Front Page Continuation (72) Inventor Mutsumi Nakamura 4-1, Mizuhara, Itami City, Hyogo Prefecture Ryoden Semiconductor System Engineering Co. Ltd.

Claims (4)

[Claims] 1. A first step of selectively exposing a semiconductor wafer having a chemically amplified positive resist film formed thereon, a second step of heat-treating the exposed semiconductor wafer, and the heat treatment. And a third step of developing the semiconductor wafer.

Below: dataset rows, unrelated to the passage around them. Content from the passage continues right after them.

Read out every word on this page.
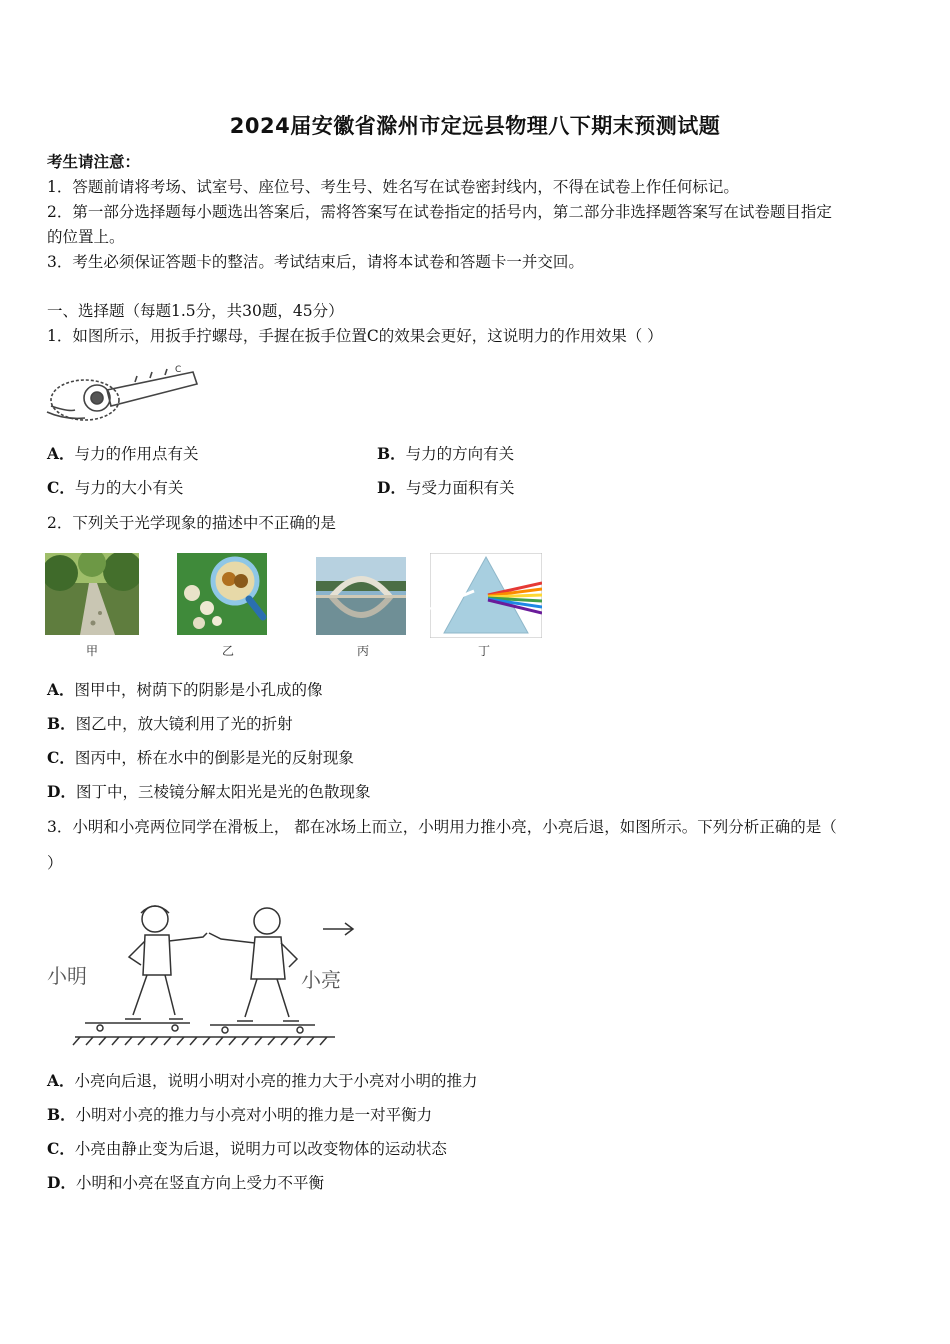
2024届安徽省滁州市定远县物理八下期末预测试题
考生请注意：
1．答题前请将考场、试室号、座位号、考生号、姓名写在试卷密封线内，不得在试卷上作任何标记。
2．第一部分选择题每小题选出答案后，需将答案写在试卷指定的括号内，第二部分非选择题答案写在试卷题目指定
的位置上。
3．考生必须保证答题卡的整洁。考试结束后，请将本试卷和答题卡一并交回。
一、选择题（每题1.5分，共30题，45分）
1．如图所示，用扳手拧螺母，手握在扳手位置C的效果会更好，这说明力的作用效果（ ）
C
A．与力的作用点有关	B．与力的方向有关
C．与力的大小有关	D．与受力面积有关
2．下列关于光学现象的描述中不正确的是
甲	乙	丙	丁
A．图甲中，树荫下的阴影是小孔成的像
B．图乙中，放大镜利用了光的折射
C．图丙中，桥在水中的倒影是光的反射现象
D．图丁中，三棱镜分解太阳光是光的色散现象
3．小明和小亮两位同学在滑板上， 都在冰场上而立，小明用力推小亮，小亮后退，如图所示。下列分析正确的是（
）
小明	小亮
A．小亮向后退，说明小明对小亮的推力大于小亮对小明的推力
B．小明对小亮的推力与小亮对小明的推力是一对平衡力
C．小亮由静止变为后退，说明力可以改变物体的运动状态
D．小明和小亮在竖直方向上受力不平衡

A pattern forming method, wherein the second step is carried out in an atmosphere in which a gas containing moisture equivalent to air at a temperature of 45 to 55% is supplied. 2. The pattern forming method according to claim 1, wherein, following the second step, the heat treatment of the semiconductor wafer is performed in an atmosphere containing less water than in the second step. 3. A hot plate for mounting and heating a semiconductor wafer, and a chamber for covering the hot plate,
In a pattern forming apparatus provided with a bake oven including a pipe for supplying a humidity-controlled gas into the chamber, a gap between the semiconductor wafer and the ceiling of the chamber is set to be within 1 cm. Pattern forming device. 4. A hot plate for mounting and heating a semiconductor wafer, and a chamber for covering the hot plate,
In a pattern forming apparatus provided with a bake oven including a pipe for supplying a humidity-controlled gas into the chamber, the pipes have a plurality of systems so that the humidity of the gas supplied into the chamber can be switched. A pattern forming apparatus characterized by the above.